Benign ‘100 Streets’ Is the Definition of a Middling January Film

Idris Elba in 100 Streets.

Idris Elba in 100 Streets. Samuel Goldwyn Films

January is the dumping ground for flawed, erratic films and pieces thereof, too minor and inconsequential to survive the competition of the previous year’s holiday blockbusters but seeking commercial release anyway to replace failures that didn’t work at the year-end box office or fulfill contractual obligations. And so we get a barrage of also-rans, many of which currently crowd movie marquees on their journey to cable TV.


100 STREETS ★★
(2/4 stars)

Directed by: Jim O’Hanlon
Written by: Leon Butler
Starring: Gemma Arterton, Idris Elba and Ryan Gage
Running time: 93 mins.


A perfect example: 100 Streets, a benign ensemble drama from England that tells three loosely connected stories about people living within a single neighborhood in London. Idris Elba, who earned praise in the titular role of Mandela: Long Walk to Freedom, plays Max, a retired rugby champion addicted to cocaine and women, whose interracial marriage is on the rocks since his wife Emily found him abusing the nanny. Emily, played by beautiful Gemma Arterton (Neil Jordan’s vampire thriller Byzantium), is a former actress who wants desperately to revive her career but, finding herself trapped in a dreary routine of shopping and taking care of their two children, seeks refuge in a passionless affair with an old college boyfriend. Their neighbor George (Charlie Creed-Miles), a taxi driver who sings and plays guitar in an open-mike club for amateurs, and his wife Kathy (Kierston Wareing) are anxious to adopt children of their own until George accidentally hits and kills a pedestrian and the guilt destroys his self-respect, ambition and hope. And finally, there is Kingsley (Franz Drameh), a teenage gang member and amateur drug dealer who is befriended by an elderly actor named Terrence (distinguished British character actor Ken Stott) while doing community service for a misdemeanor. Detecting a potential talent for writing in the young punk, the old man’s warm guidance is well on the way to diverting him from a life of street crime until he is beaten and stomped to death by hoodlums. When Kingsley finds out the culprits are members of his own gang, he decides to avenge his mentor’s murder with a gun and ends up a fugitive on the run.

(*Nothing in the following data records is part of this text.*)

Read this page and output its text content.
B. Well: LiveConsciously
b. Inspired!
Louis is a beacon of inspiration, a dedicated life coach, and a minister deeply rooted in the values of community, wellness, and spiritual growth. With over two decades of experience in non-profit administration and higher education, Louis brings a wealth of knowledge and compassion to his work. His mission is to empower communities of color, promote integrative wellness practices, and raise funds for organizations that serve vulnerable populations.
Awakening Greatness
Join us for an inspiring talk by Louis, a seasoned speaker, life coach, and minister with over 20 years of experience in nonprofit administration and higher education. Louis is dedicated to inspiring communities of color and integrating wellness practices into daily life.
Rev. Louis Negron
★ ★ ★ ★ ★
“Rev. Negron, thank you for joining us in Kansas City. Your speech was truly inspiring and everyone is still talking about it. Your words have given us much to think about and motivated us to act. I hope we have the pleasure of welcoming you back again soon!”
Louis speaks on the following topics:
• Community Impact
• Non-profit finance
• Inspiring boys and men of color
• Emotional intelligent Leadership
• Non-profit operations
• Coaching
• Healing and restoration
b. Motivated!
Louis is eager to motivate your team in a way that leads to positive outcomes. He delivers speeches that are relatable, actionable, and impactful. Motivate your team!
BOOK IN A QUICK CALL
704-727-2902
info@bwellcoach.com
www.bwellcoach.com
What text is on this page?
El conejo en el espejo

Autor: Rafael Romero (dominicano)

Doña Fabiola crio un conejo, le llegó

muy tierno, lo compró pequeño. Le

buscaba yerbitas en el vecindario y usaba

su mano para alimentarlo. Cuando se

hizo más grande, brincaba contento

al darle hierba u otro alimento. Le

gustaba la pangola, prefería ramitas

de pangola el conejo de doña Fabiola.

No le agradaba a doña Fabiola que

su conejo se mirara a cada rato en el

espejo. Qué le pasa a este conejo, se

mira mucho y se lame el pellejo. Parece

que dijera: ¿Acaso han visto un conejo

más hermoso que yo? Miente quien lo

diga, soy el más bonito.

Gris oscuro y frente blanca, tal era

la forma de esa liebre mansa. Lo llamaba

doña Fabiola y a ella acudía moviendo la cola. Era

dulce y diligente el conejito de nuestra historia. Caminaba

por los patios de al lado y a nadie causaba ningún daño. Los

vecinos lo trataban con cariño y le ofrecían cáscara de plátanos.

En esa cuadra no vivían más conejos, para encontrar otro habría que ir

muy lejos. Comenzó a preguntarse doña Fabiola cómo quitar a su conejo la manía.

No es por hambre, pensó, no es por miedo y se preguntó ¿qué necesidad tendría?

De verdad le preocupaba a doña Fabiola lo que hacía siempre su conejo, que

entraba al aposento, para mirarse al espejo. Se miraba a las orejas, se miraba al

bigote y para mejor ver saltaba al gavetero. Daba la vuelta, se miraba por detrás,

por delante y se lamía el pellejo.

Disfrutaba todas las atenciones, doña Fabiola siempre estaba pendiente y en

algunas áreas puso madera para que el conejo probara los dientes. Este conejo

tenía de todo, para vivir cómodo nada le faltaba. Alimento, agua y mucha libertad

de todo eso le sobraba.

Tentatively directed by Jim O’Hanlon from an uneven script by Leon Butler, 100 Streets (the meaningless title is merely the name of an irrelevant pop tune) is about ordinary people you might pass on the sidewalk without notice who are secretly battling the effects of alcohol, drug addiction, infidelity and crime, struggling to survive the cruel tricks life has in store while they’re making other plans. Each of the divergent characters is on the road to salvation when fate deals another blow. The actors are fine, but the material doesn’t give their talents much room to stretch. Neither the vignettes nor the lives of the people in them are interesting enough to sustain interest, and although the vague narrative threads that connect the dots don’t seem contrived, there’s still a soap opera feel to the movie which combines with a preposterous, over-the-top finale that adds up to a big let-down.